Part of the problem is that my headaches have returned. These always bring with them the issue of BIID because the headaches are focussed on and around my eyes. They feel like immense pressure on whatever the portion of the head denoted by the Sphenoid portion of the skull is called (is it called the same thing? I don't know) plus needle-like points of pain on the back of my eyes. Painkillers don't always work on this pain, so I just have to suffer through it.

I'm aware that the last time this pain was near-constant it was around the time that I was told that I'd lost part of my vision; specifically an area on the outside of what would be the lower left portion of my vision. I'm therefore wondering if I'm going to end up losing some more vision this time, or whether the pain will pass without whatever is causing it doing any more damage.

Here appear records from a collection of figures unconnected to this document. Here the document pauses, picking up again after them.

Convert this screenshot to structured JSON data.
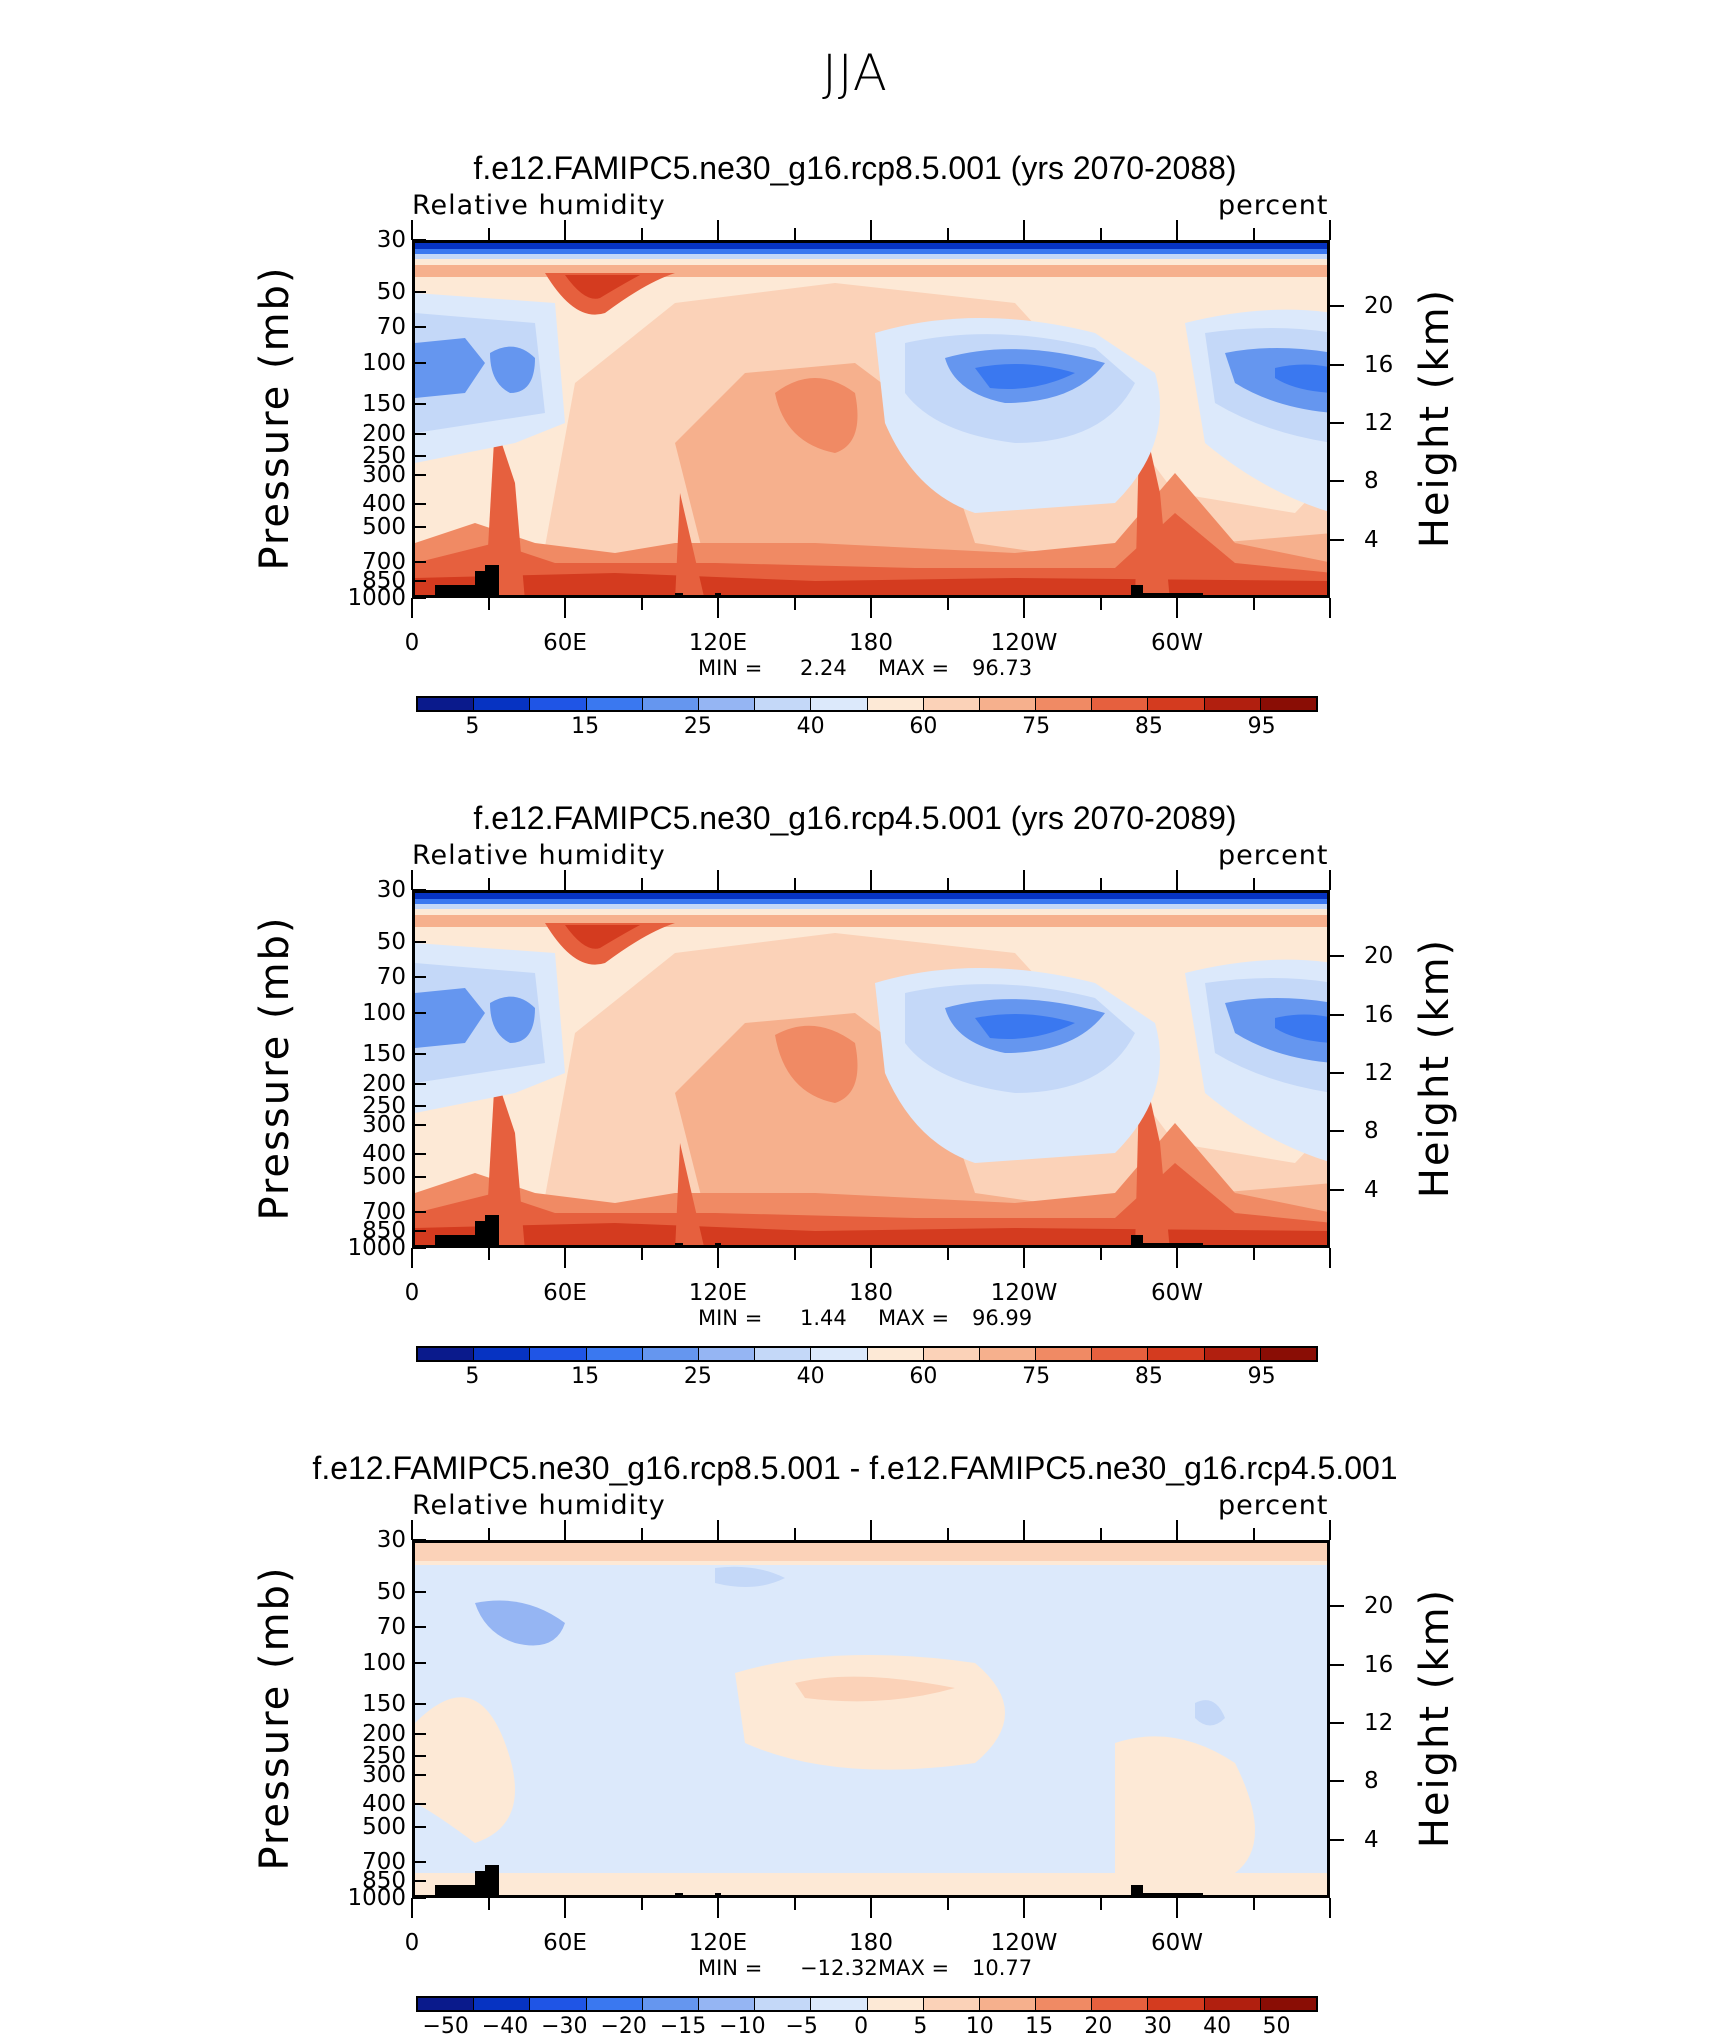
{
  "page_title": "JJA",
  "chart_data": [
    {
      "type": "heatmap",
      "title": "f.e12.FAMIPC5.ne30_g16.rcp8.5.001 (yrs 2070-2088)",
      "left_label": "Relative humidity",
      "right_label": "percent",
      "ylabel": "Pressure (mb)",
      "ylabel_right": "Height (km)",
      "x_ticks": [
        "0",
        "60E",
        "120E",
        "180",
        "120W",
        "60W"
      ],
      "y_ticks": [
        "30",
        "50",
        "70",
        "100",
        "150",
        "200",
        "250",
        "300",
        "400",
        "500",
        "700",
        "850",
        "1000"
      ],
      "y_right_ticks": [
        "20",
        "16",
        "12",
        "8",
        "4"
      ],
      "min_label": "MIN =",
      "min_value": "2.24",
      "max_label": "MAX =",
      "max_value": "96.73",
      "colorbar_labels": [
        "5",
        "15",
        "25",
        "40",
        "60",
        "75",
        "85",
        "95"
      ],
      "colorbar_colors": [
        "#0a1a8c",
        "#0633c2",
        "#1f55e6",
        "#3a78f0",
        "#6596ef",
        "#95b5f3",
        "#c4d8f8",
        "#dce9fb",
        "#fde9d6",
        "#fbd2b8",
        "#f6b08d",
        "#f08a64",
        "#e6603e",
        "#d43b1f",
        "#b11f0f",
        "#8a0d05"
      ]
    },
    {
      "type": "heatmap",
      "title": "f.e12.FAMIPC5.ne30_g16.rcp4.5.001 (yrs 2070-2089)",
      "left_label": "Relative humidity",
      "right_label": "percent",
      "ylabel": "Pressure (mb)",
      "ylabel_right": "Height (km)",
      "x_ticks": [
        "0",
        "60E",
        "120E",
        "180",
        "120W",
        "60W"
      ],
      "y_ticks": [
        "30",
        "50",
        "70",
        "100",
        "150",
        "200",
        "250",
        "300",
        "400",
        "500",
        "700",
        "850",
        "1000"
      ],
      "y_right_ticks": [
        "20",
        "16",
        "12",
        "8",
        "4"
      ],
      "min_label": "MIN =",
      "min_value": "1.44",
      "max_label": "MAX =",
      "max_value": "96.99",
      "colorbar_labels": [
        "5",
        "15",
        "25",
        "40",
        "60",
        "75",
        "85",
        "95"
      ],
      "colorbar_colors": [
        "#0a1a8c",
        "#0633c2",
        "#1f55e6",
        "#3a78f0",
        "#6596ef",
        "#95b5f3",
        "#c4d8f8",
        "#dce9fb",
        "#fde9d6",
        "#fbd2b8",
        "#f6b08d",
        "#f08a64",
        "#e6603e",
        "#d43b1f",
        "#b11f0f",
        "#8a0d05"
      ]
    },
    {
      "type": "heatmap",
      "title": "f.e12.FAMIPC5.ne30_g16.rcp8.5.001 - f.e12.FAMIPC5.ne30_g16.rcp4.5.001",
      "left_label": "Relative humidity",
      "right_label": "percent",
      "ylabel": "Pressure (mb)",
      "ylabel_right": "Height (km)",
      "x_ticks": [
        "0",
        "60E",
        "120E",
        "180",
        "120W",
        "60W"
      ],
      "y_ticks": [
        "30",
        "50",
        "70",
        "100",
        "150",
        "200",
        "250",
        "300",
        "400",
        "500",
        "700",
        "850",
        "1000"
      ],
      "y_right_ticks": [
        "20",
        "16",
        "12",
        "8",
        "4"
      ],
      "min_label": "MIN =",
      "min_value": "−12.32",
      "max_label": "MAX =",
      "max_value": "10.77",
      "colorbar_labels": [
        "−50",
        "−40",
        "−30",
        "−20",
        "−15",
        "−10",
        "−5",
        "0",
        "5",
        "10",
        "15",
        "20",
        "30",
        "40",
        "50"
      ],
      "colorbar_colors": [
        "#0a1a8c",
        "#0633c2",
        "#1f55e6",
        "#3a78f0",
        "#6596ef",
        "#95b5f3",
        "#c4d8f8",
        "#dce9fb",
        "#fde9d6",
        "#fbd2b8",
        "#f6b08d",
        "#f08a64",
        "#e6603e",
        "#d43b1f",
        "#b11f0f",
        "#8a0d05"
      ]
    }
  ]
}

I'd love to know what's actually causing these pains because it has my doctors flummoxed. An MRI scan of my head showed no damage whatsoever and my optician said my eyes looked healthy, so the reason for the vision loss I've had must lie outside of the eye itself. It's probably an optic nerve thing or something similar, which might go some way to explaining the pain behind my eyes? Who knows (not me, that's for sure!)

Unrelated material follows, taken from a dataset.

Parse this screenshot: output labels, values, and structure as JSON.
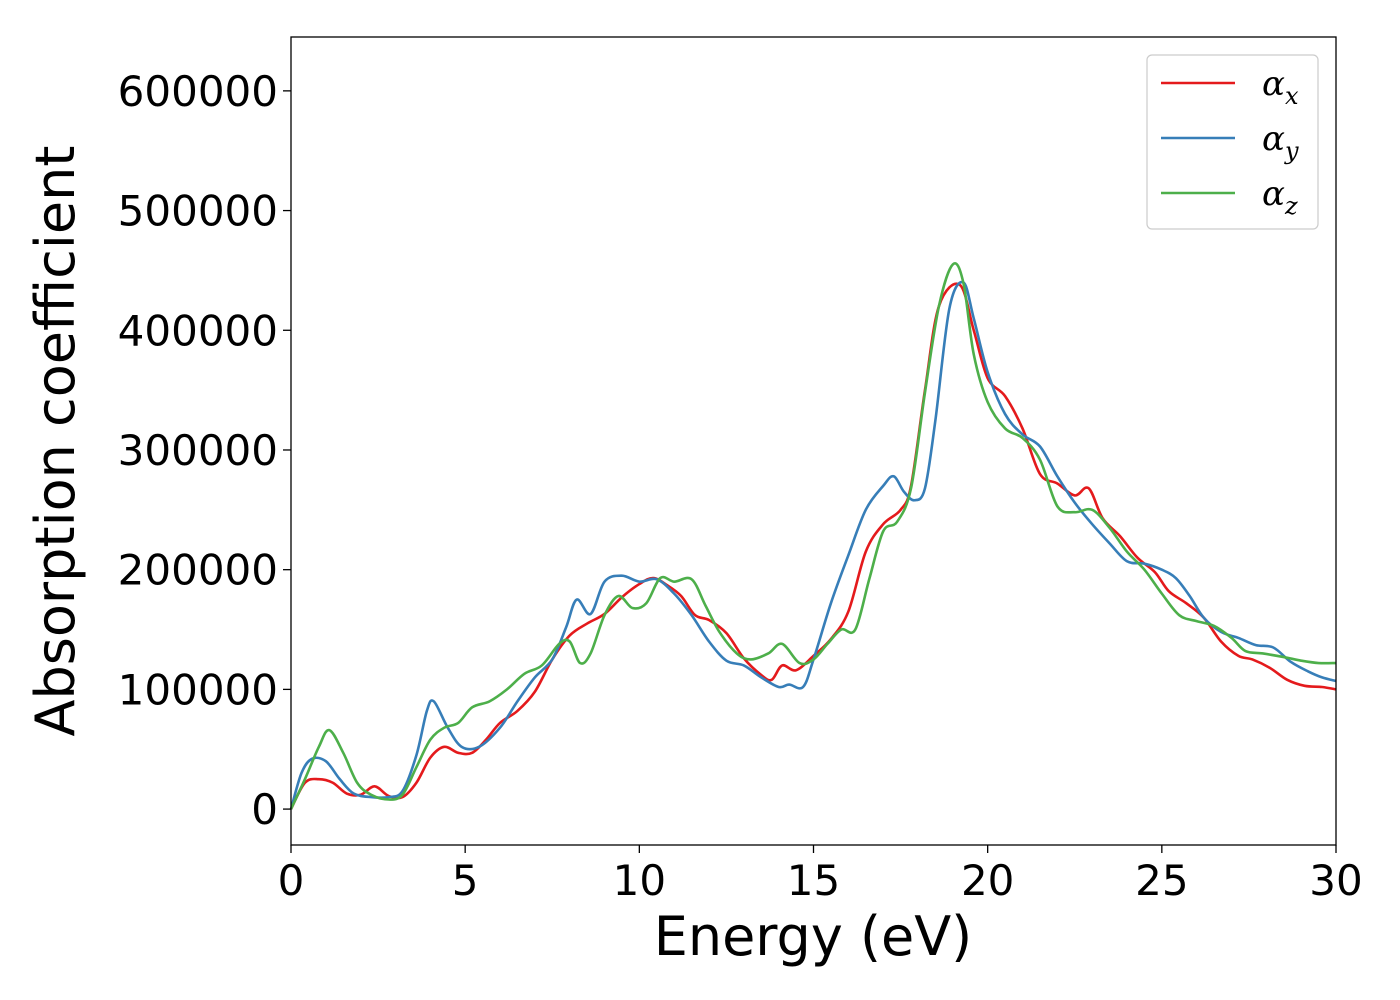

I suppose the only thing for it, at this point at least, is to wait and see what happens next. I'll try to keep you all posted.

29 July 2007

Problems with my significant other

As some of you may already know, I have a girlfriend who really doesn't want me to become blind. She sees it as a form of self-harm; believing that I really can't want this and that I'd regret it if I went through with it.

She does seem to be open to the idea of me using no-vision contact lenses, which allow me to achieve as close to the state I need to be in as I'm likely to ever get. I think I can live with this, for the time being at least.

Now it's just a question of finding somewhere that makes them to a decent quality for a reasonable price. All I've found so far is somewhere that sells them for £75 per pair, plus postage. This is, I think anyone would agree, very steep.

02 July 2007

Real Life Tests

One thing that seems to be a major stumbling block in terms of being able to treat BIID, aside from the obvious lack of support for the condition amongst the general medical community, is that the majority of people I have talked to don't believe disabling a person is effective treatment, in the long term. In short, the people I have spoken to about BIID don't believe those who suffer from it could cope with receiving the disability their mind tells them they should have.

I have been thinking about how to address this for a while now and it seems to me that the only way to prove this hypothesis either way is to test it. Basically, if we're to receive the treatment we need, it seems necessary to prove we can live with the results of the treatment. In my case this would be to prove I can live my life blind. This would be possible through wearing 'no vision' contact lenses (of which there are few manufacturers but those who provide them make good ones, from what I've seen), learning to use a white can properly (something I've been working on but it's more difficult than it might look) and so forth.

Obviously the contact lenses would need removing every night (from what I can tell, they're not the kind you can sleep in) but that can be worked around (Tesco sells a decent sleep mask that can be used as a blindfold for those times when the contact lenses can't be used, for example). There would therefore be obvious differences between the test and actually living with blindness but these differences are negligible and can be accepted within the parameters of the test.

The question is: what length of time would be suitable for such a test? My initial thought was for something between six months and a year of non-stop, in-role living. However, would six months be long enough to adjust and then actually have enough time to undertake the test proper? I'm not sure. Perhaps a year-long test would be better.

After all, if a person can show that they can live with a disability for a year, having a full life and be at peace with theirself, who's to say they shouldn't have the treatment they need? If it can be shown in this way that the disability provides a better standard of life for the person, surely not providing treatment becomes unethical?